C’est peut-être ça, au fond, que Cassian vient me rappeler.

Oui, il est différent de ce que j’avais imaginé.
Oui, il me bouscule.
Oui, il me sort de mon scénario.
Oui, il m’oblige à revoir mes attentes.

Mais peut-être que ce n’est pas une mauvaise chose. Peut-être que c’est une invitation.😍

Une invitation à ne pas vouloir décider trop vite qui il doit être.
À le rencontrer avant de le définir.
À découvrir, plutôt qu’exiger.
À construire avec lui, plutôt que contre ce qu’il est.

Oui, je vais lui apprendre à être plus calme. J’ai déjà commencé et on voit déjà une différence. Oui, je vais l’aider à développer des compétences qui vont nous permettre de mieux vivre ensemble. Oui, je vais l’accompagner avec tout ce que je suis.

Mais je dois aussi respecter ceci: il est un être à part entière. Il n’est pas là pour réparer un rêve. Il n’est pas là pour entrer dans un moule. Il n’est pas là pour devenir la copie de ce que j’avais imaginé.

Il est là pour être lui.

Et mon rôle, ce n’est pas de pleurer éternellement le chien rêvé.

C’est d’aimer enfin le chien réel.

Ce qu’il faut retenir

Le “chien de rêve” peut faire mal, quand on l’idéalise trop.

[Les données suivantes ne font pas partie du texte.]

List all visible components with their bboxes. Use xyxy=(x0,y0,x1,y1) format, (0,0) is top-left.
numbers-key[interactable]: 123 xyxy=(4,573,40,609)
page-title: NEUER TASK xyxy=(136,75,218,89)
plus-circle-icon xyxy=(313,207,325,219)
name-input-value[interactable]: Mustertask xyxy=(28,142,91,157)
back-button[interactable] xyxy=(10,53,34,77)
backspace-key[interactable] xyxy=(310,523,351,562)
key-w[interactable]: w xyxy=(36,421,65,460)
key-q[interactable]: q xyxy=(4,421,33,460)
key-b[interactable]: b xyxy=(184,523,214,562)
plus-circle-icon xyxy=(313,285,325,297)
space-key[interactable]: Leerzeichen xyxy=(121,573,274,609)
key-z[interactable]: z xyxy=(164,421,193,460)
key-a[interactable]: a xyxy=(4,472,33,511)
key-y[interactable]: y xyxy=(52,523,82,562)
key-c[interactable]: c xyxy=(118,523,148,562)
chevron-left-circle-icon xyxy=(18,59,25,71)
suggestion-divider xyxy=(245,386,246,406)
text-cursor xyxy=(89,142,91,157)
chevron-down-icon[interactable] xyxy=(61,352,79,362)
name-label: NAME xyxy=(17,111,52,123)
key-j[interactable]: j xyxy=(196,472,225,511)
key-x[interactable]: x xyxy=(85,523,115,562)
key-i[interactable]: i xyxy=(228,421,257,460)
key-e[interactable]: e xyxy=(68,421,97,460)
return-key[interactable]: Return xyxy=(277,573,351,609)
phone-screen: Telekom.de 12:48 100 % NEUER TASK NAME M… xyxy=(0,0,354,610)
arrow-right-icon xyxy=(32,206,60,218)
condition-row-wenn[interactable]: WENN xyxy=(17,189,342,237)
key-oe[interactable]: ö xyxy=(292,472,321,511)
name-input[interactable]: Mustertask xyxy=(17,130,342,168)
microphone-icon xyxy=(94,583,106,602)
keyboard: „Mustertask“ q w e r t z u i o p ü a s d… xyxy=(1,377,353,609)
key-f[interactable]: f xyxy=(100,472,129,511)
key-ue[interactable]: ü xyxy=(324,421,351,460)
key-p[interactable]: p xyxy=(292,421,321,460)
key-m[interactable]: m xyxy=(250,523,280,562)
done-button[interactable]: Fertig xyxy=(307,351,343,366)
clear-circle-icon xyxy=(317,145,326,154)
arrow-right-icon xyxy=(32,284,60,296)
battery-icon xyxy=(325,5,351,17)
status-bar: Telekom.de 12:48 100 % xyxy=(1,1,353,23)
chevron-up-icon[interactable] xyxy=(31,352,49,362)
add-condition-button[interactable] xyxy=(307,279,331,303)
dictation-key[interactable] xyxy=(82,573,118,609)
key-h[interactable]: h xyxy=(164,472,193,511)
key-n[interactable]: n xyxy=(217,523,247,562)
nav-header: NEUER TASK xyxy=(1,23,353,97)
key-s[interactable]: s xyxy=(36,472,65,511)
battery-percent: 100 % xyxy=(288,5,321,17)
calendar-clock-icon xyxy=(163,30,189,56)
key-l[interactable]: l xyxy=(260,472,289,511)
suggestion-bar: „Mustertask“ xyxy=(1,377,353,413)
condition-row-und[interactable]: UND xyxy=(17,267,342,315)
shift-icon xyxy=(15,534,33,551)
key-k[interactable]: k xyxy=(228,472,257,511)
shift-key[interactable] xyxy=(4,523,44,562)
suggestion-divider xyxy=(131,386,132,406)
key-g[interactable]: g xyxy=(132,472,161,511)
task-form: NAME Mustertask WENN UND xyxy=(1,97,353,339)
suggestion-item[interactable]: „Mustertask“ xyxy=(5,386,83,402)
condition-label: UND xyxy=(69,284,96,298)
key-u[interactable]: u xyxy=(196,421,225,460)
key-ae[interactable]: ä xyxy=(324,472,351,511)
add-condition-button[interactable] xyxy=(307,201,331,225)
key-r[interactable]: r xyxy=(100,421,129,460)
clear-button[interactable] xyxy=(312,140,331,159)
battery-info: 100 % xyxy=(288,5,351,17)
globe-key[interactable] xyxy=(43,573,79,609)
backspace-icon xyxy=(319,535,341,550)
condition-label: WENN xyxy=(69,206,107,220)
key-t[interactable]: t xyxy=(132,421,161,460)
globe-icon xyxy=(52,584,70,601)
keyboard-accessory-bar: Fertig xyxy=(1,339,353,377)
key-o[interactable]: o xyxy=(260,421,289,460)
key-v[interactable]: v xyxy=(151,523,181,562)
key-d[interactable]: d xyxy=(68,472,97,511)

Parce qu’à force d’aimer une image, une projection, un scénario, on se place nous-mêmes devant le risque d’un rêve brisé. On compare alors le chien réel à quelque chose qu’aucun chien ne peut réellement gagner: un fantasme.

Et dans cette comparaison, on se perd.

Le vrai danger de l’idéalisation, ce n’est pas seulement la déception.

C’est de passer à côté du vrai chien pendant qu’on pleure encore celui qu’on avait imaginé.

Alors oui, rêver est humain.
Espérer est humain.
S’attacher à une image est humain.

Mais aimer un chien, vraiment aimer un chien, demande parfois quelque chose de plus difficile encore:

laisser tomber le rêve,
revenir à la réalité,
et ouvrir enfin les yeux sur celui qui est là.

Pas celui qu’on voulait.
Pas celui qu’on avait prévu.
Pas celui qu’on s’était raconté.

Celui qui existe.

Et parfois… c’est seulement à partir de là que commence la plus vraie des histoires d’amour.